The continued emergence of Barnes and Thomas will be key, given the departure of guards Jayden Jackson and Jaylen Hand. Montgomery credits much of his team’s success to that senior tandem.
“We have some big shoes to fill with Jackson and Hand being gone,” he said. “They did such a great job not only on the court but as vocal leaders too.”
Montgomery said he’s also looking for Jordan Fordyce and Fabian Desilva to help fill the void left by Jackson and Hand.
As for expectations, Montgomery is not bashful nor does he shy away from the lofty ones. That much was evident even early last year. When we asked him last year, 10 games into the season, what his expectations for that team was, his answer: “I expect nothing less than a state title from this group”.
When asked that question again, even before the new season begins, his belief that anything short of another Class AAAAA state crown would be a major disappointment should be a shock to no one.

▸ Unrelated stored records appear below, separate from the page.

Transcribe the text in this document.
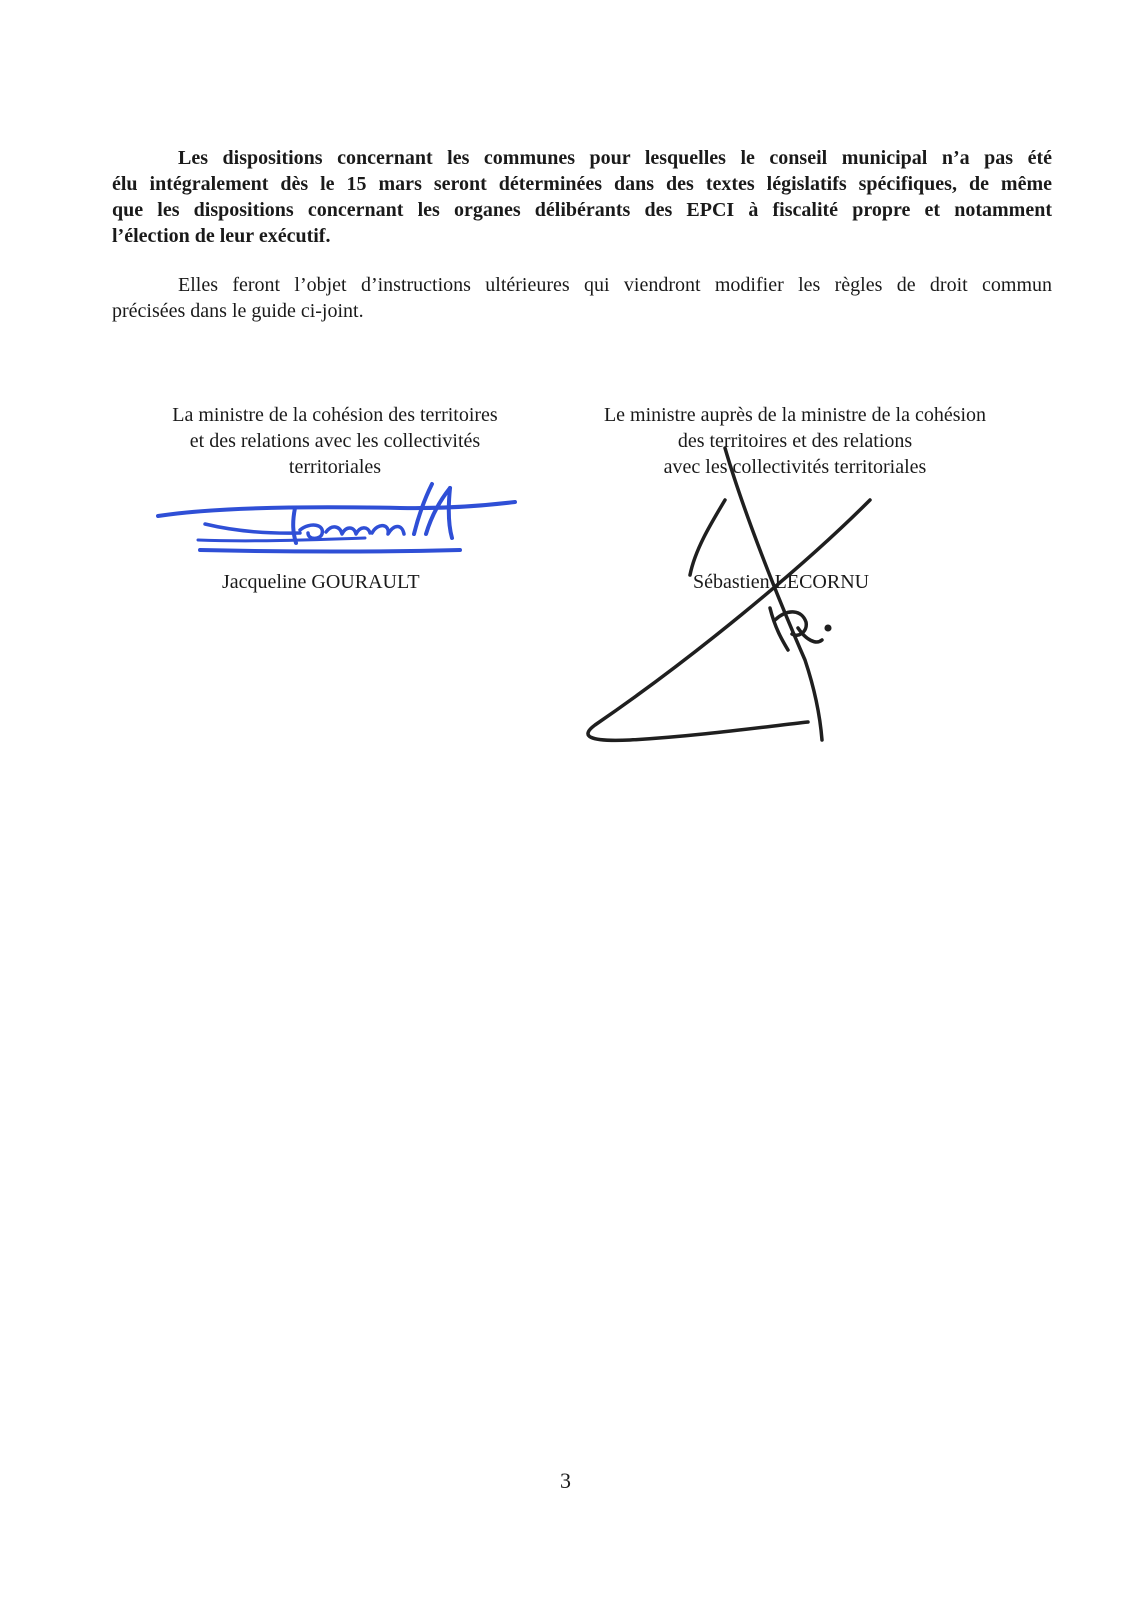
Les dispositions concernant les communes pour lesquelles le conseil municipal n’a pas été
élu intégralement dès le 15 mars seront déterminées dans des textes législatifs spécifiques, de même
que les dispositions concernant les organes délibérants des EPCI à fiscalité propre et notamment
l’élection de leur exécutif.
Elles feront l’objet d’instructions ultérieures qui viendront modifier les règles de droit commun
précisées dans le guide ci-joint.
La ministre de la cohésion des territoires
et des relations avec les collectivités
territoriales
Le ministre auprès de la ministre de la cohésion
des territoires et des relations
avec les collectivités territoriales
Jacqueline GOURAULT	Sébastien LECORNU
3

“Some people may call me cocky or say I do too much, but at the end of the day I am really humble,” he said. “I say this because I know what it took to get here. It took losing. A lot of years of losing. Getting put out in the second round is losing. Anything short of winning a championship is losing. And it takes losing to win. You have to know what it’s like to lose to fuel you and push you even harder to know what it is like to win.”